A while back, I wrote an article about why I’m holding shares of Dynavax. Since I published that post about four months ago, DVAX is down more than 25%. Despite the drop in share price, I’m still up 40% on my trade, but I must admit that Dynavax shareholders haven’t had much fun lately.
I want to make two points about that chart before I move on. First, notice the death cross that happened in the past few days. I discussed the death cross in the MPEL chart last week. That’s not a great sign. Lots of technical analysts use crosses as buy and sell indicators, but they are far from a sure thing. In fact, look at the golden cross I noted on the DVAX chart above. If you had bought shares of DVAX when the golden cross happened and sold when the recent death cross happened, you would have bought at around $1.90 and sold at $1.45 for a 23% loss. Not the move of choice.
The other point I wanted to make about the DVAX chart is the point of timing. In the stock market, timing is everything. If you bought DVAX two months ago at $1.75, you’d be down about 20% right now. If you bought DVAX two years ago at $3.50, you’d be down 60% right now. I believe in the DVAX story the same as the person that bought at $1.75 and the person that bought at $3.50. We all own the same shares of DVAX stock. The only reason I’m up 40% is because of timing. Right now, I look like a genius because I bought DVAX at almost exactly its three-year low point. But six months from now if DVAX is trading at $0.50 and I missed my chance to sell my shares at a 100% gain, I will no longer look like a genius. I will look like a doofus. Good timing on your buys is always critical, but it’s only half of the equation because you always need good timing on your sells as well.
With Dynavax’s recent decision to undergo a reverse stock split, I admit I do have concerns about the company. If DVAX does in fact drop to $0.50, I will certainly feel like a doofus. But I’ll take a hit to my pride over a hit to my wallet any day. When I bought DVAX, I understood the high risk involved in buying a small-cap biotech stock with only a handful of drugs in its pipeline. Stocks like DVAX are high-risk/high-reward stocks. And there’s nothing wrong with having some risk in your portfolio. Often times it’s the riskier stocks that provide the highest gains if you have good timing on your trades. And I must admit, the risky, volatile stocks are often the most fun to watch when they take off like DVAX did when it shot from $1.00 to $2.00 in six months last year!
My rule of thumb with risk is the same rule of thumb I use with Krispy Kreme donuts: it’s fine in moderation. Having a portfolio filled with risky stocks is as ridiculous as sitting down and inhaling a dozed glazed donuts: it might be fun, but it’s also extremely dangerous over time. Sure it will suck if I end up losing money on DVAX, especially after I was up over 100% a few months ago. But DVAX currently represents about 2% of my portfolio, so even if it went to zero I would be far from financial ruin.

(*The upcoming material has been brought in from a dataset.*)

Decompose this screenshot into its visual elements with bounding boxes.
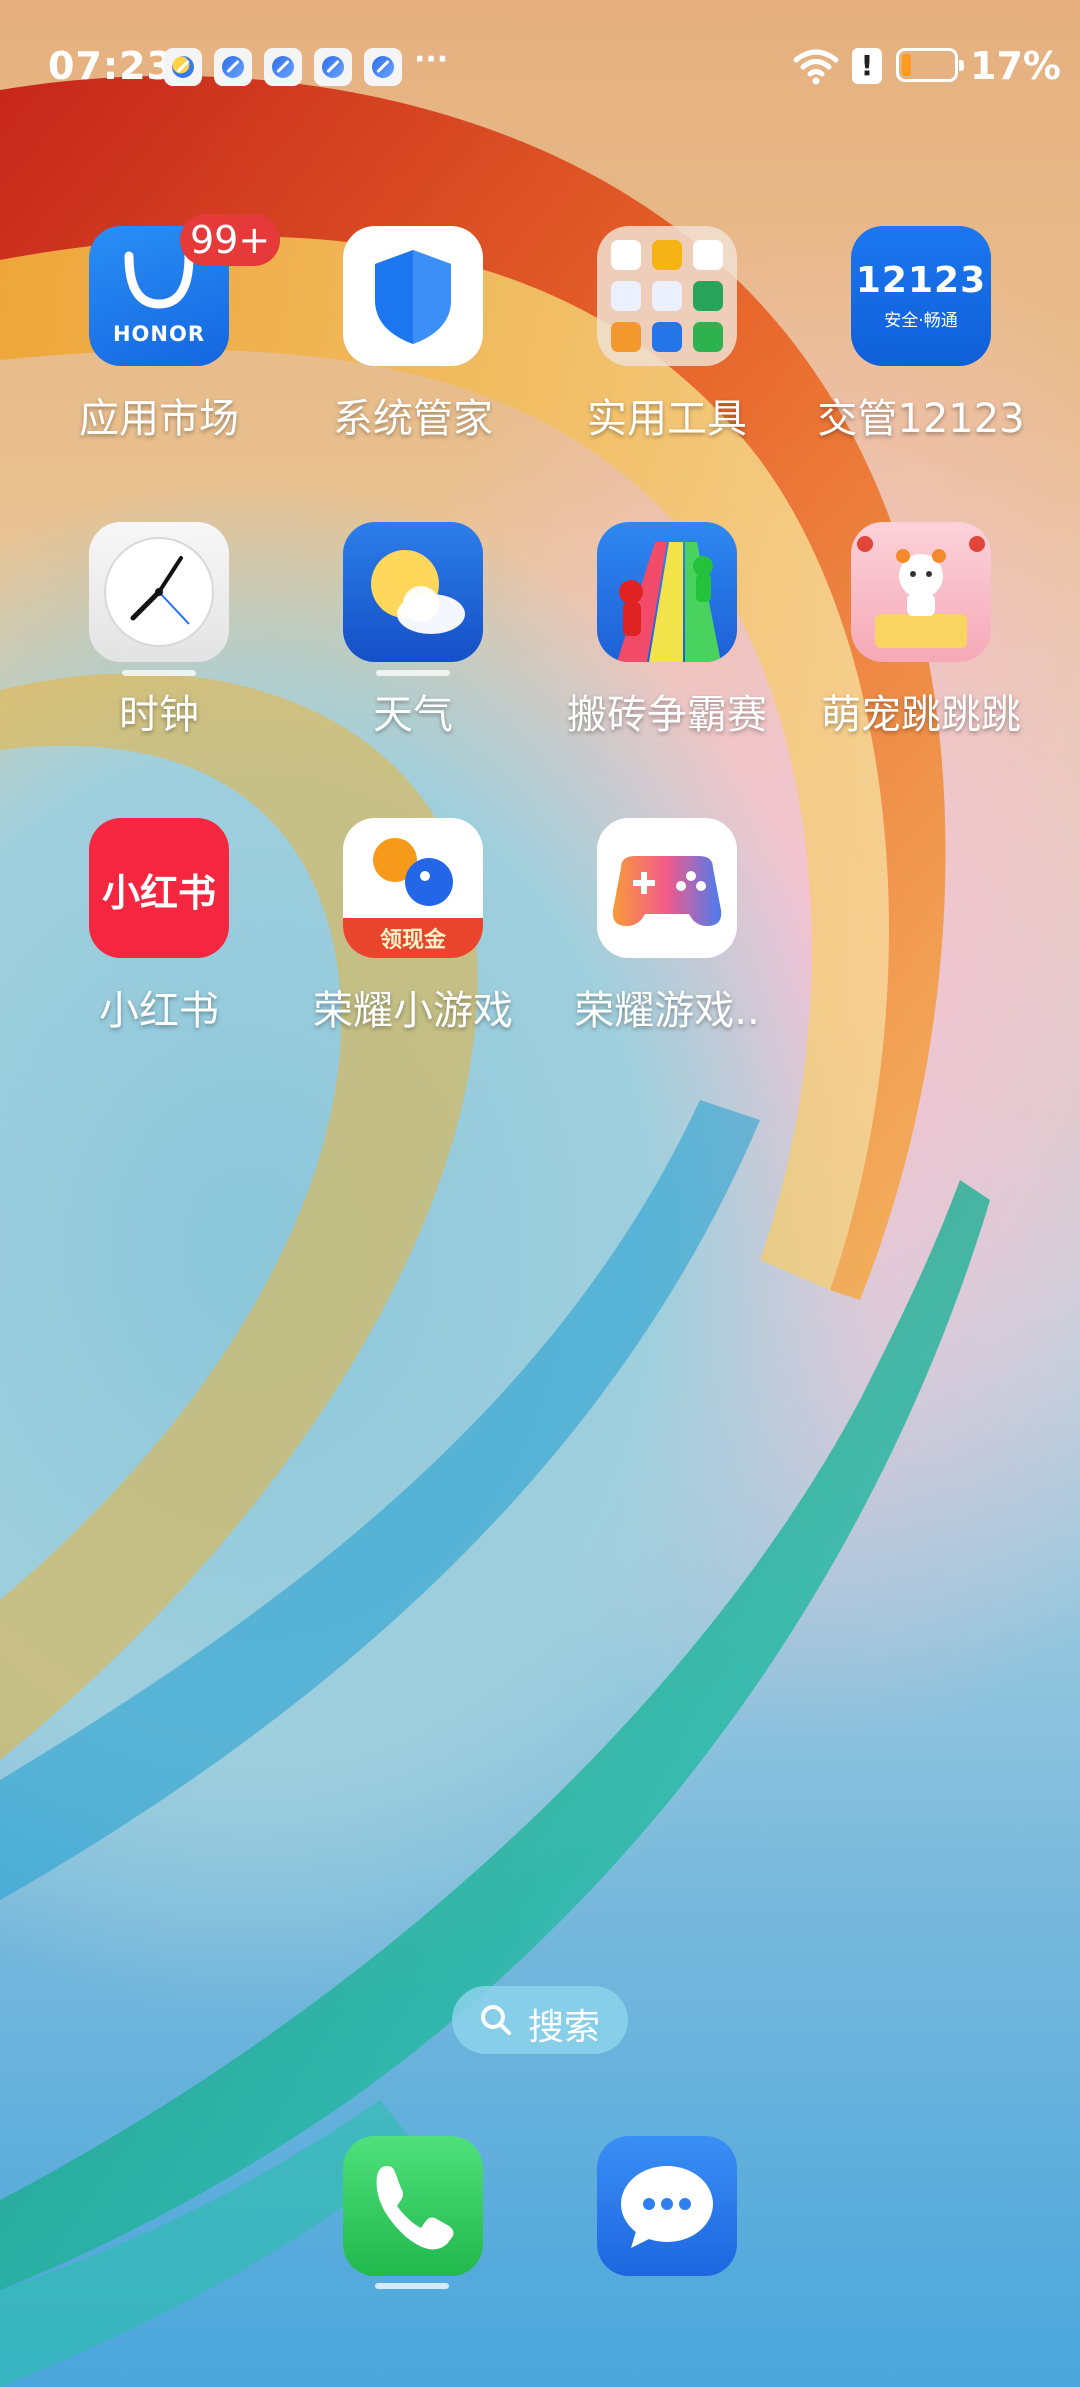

Diversifying risk levels in your portfolio is as important as diversifying the sectors you invest in. Compared to cash or bonds or CDs, stocks are all risky. Even Coke, McDonalds, and Walmart stocks are riskier than a CD. As it stands right now, about 31% of my portfolio I would consider to be relatively low-risk long-term stocks such as Apple and Wells Fargo. About 17% of my portfolio is higher-risk stocks like Dynavax and Bank of Ireland. About 20% of my portfolio is stocks that I frequently trade in and out of based on technical analysis (some of these stocks may be high-risk stocks, but since I typically use very tight stops on these technical trades, much of the risk is mitigated). And finally, 32% of my portfolio is currently cash, which is about as safe as it comes.
It’s also important to remember that I’m in my 30s, so I can afford a much higher risk level than someone who is approaching retirement. It would be terrible for me to lose all my money, but the reality is that I would have 30+ years to recover. As I discuss in my book, risk tolerance should be determined on a person-to-person basis, and that determination should include considerations such as age, financial situation, personality traits, and financial goals.